Gagnon told Radio Canada: "It's like the secret of Caramilk [reference for the kids, there], how the frog ended up in the pepper, I don't know!"

Blackburn added: "They cannot see it. A pepper is closed. You can't see if there is a frog in there or not."

The authorities in Canada receive around 20 cases like this each year, but usually it concerns spiders and insects. Stuff that finds a way inside things a bit easier, really.

Radio Canada/CBC

MAPAQ spokesperson Yohan Dallaire-Boily said: "The analysis was carried out by euthanising the frog to carry out the laboratory expertise.

"If we analyse it, it's for food security, to make sure everything is healthy for the people who have consumed it or not."

So, here are some of the best theories.

One suggests that the frog chewed in, but the couple didn't notice the hole.
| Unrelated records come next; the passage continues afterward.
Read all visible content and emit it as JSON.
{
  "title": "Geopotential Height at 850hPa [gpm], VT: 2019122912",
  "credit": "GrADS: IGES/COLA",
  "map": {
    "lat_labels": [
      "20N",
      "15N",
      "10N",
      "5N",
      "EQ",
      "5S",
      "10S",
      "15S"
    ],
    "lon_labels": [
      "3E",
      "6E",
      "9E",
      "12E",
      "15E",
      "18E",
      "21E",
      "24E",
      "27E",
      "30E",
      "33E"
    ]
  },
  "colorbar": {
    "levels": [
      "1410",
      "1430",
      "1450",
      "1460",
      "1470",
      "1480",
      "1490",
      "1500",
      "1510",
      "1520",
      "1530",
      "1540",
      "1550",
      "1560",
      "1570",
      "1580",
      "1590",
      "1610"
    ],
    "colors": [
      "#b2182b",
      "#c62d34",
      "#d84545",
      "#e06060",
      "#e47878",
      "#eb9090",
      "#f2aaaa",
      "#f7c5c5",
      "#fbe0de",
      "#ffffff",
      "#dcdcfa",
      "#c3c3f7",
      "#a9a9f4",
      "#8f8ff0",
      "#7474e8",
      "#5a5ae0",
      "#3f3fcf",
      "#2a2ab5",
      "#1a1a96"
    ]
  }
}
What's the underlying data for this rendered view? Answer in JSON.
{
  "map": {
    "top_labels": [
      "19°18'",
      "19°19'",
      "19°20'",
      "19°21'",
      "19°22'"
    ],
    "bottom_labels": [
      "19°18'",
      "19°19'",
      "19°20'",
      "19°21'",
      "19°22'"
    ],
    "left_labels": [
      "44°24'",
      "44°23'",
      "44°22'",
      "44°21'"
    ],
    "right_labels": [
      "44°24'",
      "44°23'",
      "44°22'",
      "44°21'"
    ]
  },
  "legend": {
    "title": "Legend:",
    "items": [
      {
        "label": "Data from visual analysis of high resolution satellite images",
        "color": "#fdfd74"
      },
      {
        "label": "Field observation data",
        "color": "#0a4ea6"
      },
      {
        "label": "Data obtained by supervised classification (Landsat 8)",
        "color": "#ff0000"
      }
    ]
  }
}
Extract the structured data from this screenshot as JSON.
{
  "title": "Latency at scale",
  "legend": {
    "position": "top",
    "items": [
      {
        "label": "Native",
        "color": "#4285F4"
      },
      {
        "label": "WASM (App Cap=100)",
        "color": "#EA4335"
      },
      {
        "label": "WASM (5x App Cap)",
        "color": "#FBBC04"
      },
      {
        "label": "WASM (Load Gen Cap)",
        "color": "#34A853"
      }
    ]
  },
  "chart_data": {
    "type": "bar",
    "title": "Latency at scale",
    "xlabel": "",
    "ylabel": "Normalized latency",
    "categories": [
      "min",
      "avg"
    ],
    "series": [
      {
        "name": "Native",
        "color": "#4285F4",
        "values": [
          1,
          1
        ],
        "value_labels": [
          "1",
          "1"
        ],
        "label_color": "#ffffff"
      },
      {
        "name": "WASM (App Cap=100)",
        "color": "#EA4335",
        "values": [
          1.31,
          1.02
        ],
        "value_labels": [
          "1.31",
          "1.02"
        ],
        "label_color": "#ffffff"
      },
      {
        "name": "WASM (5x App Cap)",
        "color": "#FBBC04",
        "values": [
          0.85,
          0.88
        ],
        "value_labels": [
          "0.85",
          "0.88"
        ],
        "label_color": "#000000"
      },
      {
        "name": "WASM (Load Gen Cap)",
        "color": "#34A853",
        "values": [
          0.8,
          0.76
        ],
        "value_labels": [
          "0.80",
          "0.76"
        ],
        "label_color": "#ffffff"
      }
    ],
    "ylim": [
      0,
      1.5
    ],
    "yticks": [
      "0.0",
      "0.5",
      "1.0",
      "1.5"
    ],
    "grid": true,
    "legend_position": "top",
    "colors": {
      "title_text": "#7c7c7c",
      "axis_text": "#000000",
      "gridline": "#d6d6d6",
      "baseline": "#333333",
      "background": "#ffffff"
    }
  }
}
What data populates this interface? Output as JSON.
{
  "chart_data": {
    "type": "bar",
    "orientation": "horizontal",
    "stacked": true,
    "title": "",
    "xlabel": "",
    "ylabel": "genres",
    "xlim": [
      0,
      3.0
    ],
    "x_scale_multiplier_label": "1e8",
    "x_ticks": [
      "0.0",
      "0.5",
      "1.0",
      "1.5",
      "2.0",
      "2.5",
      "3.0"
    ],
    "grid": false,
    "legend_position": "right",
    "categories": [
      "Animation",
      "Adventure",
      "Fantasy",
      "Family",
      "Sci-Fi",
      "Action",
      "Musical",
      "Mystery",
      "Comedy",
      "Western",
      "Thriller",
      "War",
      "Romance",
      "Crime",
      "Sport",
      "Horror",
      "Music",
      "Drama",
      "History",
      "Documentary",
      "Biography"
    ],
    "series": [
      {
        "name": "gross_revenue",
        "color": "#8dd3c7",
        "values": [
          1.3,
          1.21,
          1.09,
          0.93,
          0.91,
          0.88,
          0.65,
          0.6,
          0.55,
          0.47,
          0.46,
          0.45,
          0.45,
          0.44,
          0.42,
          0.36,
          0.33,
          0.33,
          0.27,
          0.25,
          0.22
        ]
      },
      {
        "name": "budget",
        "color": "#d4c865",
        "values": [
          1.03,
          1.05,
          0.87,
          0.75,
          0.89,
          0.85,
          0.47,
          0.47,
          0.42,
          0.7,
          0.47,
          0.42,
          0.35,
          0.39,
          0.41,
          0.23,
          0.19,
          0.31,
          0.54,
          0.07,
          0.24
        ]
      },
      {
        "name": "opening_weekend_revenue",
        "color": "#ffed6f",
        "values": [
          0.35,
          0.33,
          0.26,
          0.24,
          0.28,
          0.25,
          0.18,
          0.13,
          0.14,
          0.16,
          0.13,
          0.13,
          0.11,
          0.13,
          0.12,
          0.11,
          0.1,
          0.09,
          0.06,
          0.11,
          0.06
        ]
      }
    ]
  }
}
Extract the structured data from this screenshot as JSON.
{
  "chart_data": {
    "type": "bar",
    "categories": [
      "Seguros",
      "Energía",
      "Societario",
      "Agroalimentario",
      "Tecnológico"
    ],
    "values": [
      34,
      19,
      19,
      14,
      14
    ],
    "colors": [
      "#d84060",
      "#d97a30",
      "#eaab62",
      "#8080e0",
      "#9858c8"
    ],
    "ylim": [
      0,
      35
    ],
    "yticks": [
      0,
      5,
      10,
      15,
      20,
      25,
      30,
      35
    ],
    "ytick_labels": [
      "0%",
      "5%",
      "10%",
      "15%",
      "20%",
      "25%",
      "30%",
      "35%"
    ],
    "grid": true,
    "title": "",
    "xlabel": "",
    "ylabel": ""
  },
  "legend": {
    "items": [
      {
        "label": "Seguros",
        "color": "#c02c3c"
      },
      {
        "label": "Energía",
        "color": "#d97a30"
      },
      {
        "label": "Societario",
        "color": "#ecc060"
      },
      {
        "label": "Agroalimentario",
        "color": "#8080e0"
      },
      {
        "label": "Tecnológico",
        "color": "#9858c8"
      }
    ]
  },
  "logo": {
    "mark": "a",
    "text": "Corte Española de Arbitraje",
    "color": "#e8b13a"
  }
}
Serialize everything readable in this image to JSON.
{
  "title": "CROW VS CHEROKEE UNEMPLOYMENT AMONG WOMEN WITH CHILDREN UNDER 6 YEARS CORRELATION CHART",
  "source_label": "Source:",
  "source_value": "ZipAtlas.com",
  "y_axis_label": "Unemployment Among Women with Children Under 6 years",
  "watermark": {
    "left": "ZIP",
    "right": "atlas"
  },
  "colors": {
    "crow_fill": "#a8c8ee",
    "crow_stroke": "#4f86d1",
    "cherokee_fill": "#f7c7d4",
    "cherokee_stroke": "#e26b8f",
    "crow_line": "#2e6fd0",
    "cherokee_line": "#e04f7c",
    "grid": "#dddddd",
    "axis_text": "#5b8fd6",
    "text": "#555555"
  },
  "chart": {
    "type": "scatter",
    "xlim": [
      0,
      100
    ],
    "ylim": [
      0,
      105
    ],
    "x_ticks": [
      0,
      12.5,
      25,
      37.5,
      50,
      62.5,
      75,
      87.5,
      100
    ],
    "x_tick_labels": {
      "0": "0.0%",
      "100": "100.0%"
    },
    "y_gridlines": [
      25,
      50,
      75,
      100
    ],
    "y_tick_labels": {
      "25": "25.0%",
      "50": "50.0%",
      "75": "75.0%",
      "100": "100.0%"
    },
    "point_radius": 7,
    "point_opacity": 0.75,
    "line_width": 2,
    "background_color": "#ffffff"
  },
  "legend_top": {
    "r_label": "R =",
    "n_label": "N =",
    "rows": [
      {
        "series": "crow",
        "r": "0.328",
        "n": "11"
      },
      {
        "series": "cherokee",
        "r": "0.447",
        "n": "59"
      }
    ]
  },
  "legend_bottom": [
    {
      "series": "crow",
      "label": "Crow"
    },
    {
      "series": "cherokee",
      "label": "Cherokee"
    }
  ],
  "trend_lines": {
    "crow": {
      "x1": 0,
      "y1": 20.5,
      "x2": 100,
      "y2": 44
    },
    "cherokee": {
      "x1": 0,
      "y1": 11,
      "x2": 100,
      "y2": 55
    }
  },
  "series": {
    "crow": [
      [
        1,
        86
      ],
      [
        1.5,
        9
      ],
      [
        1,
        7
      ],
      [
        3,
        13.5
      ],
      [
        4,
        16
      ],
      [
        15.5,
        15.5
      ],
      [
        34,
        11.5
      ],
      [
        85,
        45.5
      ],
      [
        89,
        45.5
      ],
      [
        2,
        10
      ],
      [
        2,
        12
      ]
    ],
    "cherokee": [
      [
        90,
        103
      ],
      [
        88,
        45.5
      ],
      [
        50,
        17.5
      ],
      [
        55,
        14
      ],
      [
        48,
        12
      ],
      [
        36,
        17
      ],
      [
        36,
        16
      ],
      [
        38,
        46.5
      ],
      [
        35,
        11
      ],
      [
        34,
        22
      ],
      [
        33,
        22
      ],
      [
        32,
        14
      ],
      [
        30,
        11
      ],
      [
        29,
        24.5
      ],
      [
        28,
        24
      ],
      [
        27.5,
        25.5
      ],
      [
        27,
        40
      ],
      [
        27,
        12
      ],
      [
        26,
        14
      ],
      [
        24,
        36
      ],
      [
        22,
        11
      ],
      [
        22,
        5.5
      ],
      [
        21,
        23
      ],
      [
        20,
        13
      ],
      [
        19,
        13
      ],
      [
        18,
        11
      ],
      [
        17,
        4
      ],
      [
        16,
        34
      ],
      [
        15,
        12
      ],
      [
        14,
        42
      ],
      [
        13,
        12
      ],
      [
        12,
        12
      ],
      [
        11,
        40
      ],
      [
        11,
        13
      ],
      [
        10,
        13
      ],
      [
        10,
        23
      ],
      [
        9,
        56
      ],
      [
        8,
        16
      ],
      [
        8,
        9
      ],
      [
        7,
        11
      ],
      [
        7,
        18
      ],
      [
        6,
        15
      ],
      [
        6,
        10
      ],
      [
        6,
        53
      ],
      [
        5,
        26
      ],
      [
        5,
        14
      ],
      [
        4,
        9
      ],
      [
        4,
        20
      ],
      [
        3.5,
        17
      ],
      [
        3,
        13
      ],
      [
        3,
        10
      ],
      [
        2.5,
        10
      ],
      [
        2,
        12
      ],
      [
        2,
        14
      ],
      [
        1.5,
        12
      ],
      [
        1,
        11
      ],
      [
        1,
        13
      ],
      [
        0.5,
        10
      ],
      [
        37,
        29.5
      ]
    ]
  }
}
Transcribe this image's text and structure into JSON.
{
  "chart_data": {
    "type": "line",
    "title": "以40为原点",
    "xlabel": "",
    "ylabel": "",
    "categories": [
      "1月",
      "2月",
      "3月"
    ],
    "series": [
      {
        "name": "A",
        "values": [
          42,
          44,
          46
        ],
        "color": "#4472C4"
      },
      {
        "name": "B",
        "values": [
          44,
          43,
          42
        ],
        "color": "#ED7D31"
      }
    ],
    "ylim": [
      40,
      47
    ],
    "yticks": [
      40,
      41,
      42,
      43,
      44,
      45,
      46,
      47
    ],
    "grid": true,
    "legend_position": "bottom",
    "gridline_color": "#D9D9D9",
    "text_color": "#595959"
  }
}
Another suggests it got in while a hole was present during growth of the pepper, then the hole sealed.

Others include immaculate conception - Frog Jesus, anyone? - and a hoax. Do we believe any of those, though?

Radio Canada/CBC

Here's the take of frog expert Patrick Moldowan, a director at large at the Canadian Herpetological Society: "It almost certainly did not come to be a sizeable adult frog by developing as a tadpole.

"For example, the egg development time, process of metamorphosis, and post-maturity growth (to reach adult size) are well beyond the time it takes a green pepper to grow."

Confused? You should be. Hell, everyone else is.

Probably not as confused as the poor frog, who was taken from a great environment with food, shelter, and water, then ruthlessly and clinically dispatched in a cold, sterile laboratory.

RIP Mystery Frog. We hardly knew ye.